Thanks for showing up, Suze. I owe you one.
“I’ve got a couple of cases, Tom. Do you think they’re appropriate given this latest murder?”
“Are they funny?”
“That depends.”
“On what?”
“On whether you mean funny, ha ha, or funny, all of a sudden I can’t see out of my right eye.”
“Which are these?”
“A little of both.”
“Well, you’re on the agenda. There’s more tension than usual from what’s going on, but I don’t see any reason to withhold an anecdote or two. Tonight it’ll be right after we finish discussing the status of the class-action suit. After your report, we’ll decide what we’re going to do about the big debate against Boyd Halliday next week.”
“What do you mean?”
“I spoke to him an hour ago. He says it would send the wrong message to the public and the killer if he called off the debate.”

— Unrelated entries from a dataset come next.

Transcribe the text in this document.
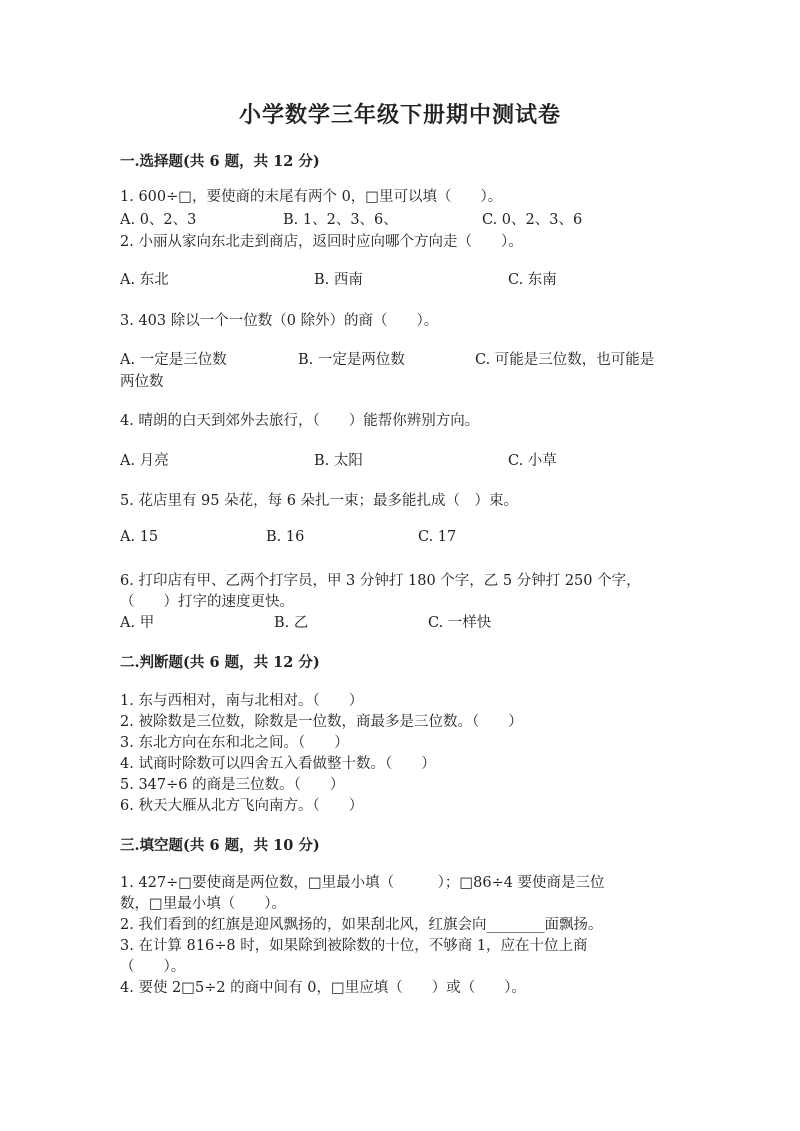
小学数学三年级下册期中测试卷
一.选择题(共 6 题，共 12 分)
1. 600÷□，要使商的末尾有两个 0，□里可以填（　　）。
A. 0、2、3	B. 1、2、3、6、	C. 0、2、3、6
2. 小丽从家向东北走到商店，返回时应向哪个方向走（　　）。
A. 东北	B. 西南	C. 东南
3. 403 除以一个一位数（0 除外）的商（　　）。
A. 一定是三位数	B. 一定是两位数	C. 可能是三位数，也可能是
两位数
4. 晴朗的白天到郊外去旅行，（　　）能帮你辨别方向。
A. 月亮	B. 太阳	C. 小草
5. 花店里有 95 朵花，每 6 朵扎一束；最多能扎成（　）束。
A. 15	B. 16	C. 17
6. 打印店有甲、乙两个打字员，甲 3 分钟打 180 个字，乙 5 分钟打 250 个字，
（　　）打字的速度更快。
A. 甲	B. 乙	C. 一样快
二.判断题(共 6 题，共 12 分)
1. 东与西相对，南与北相对。（　　）
2. 被除数是三位数，除数是一位数，商最多是三位数。（　　）
3. 东北方向在东和北之间。（　　）
4. 试商时除数可以四舍五入看做整十数。（　　）
5. 347÷6 的商是三位数。（　　）
6. 秋天大雁从北方飞向南方。（　　）
三.填空题(共 6 题，共 10 分)
1. 427÷□要使商是两位数，□里最小填（　　　）；□86÷4 要使商是三位
数，□里最小填（　　）。
2. 我们看到的红旗是迎风飘扬的，如果刮北风，红旗会向________面飘扬。
3. 在计算 816÷8 时，如果除到被除数的十位，不够商 1，应在十位上商
（　　）。
4. 要使 2□5÷2 的商中间有 0，□里应填（　　）或（　　）。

The debate, billed as a forum, had been organized by the Wellness Project, a respected independent consumer health-care coalition, and was scheduled for venerable Faneuil Hall in downtown Boston. Halliday, the powerful and dynamic CEO of Excelsius Health, was to be matched up against Jeremy Purcell, a world-renowned surgeon, Harvard professor, philosopher, and former president of the Hippocrates Society. Thanks in large measure to Will’s efforts, publicity for the forum, which was titled
Managed Care: Boon or Boondoggle,
had been extensive, and a sellout was anticipated. Of course, the managed-care murders had only heightened interest in the event.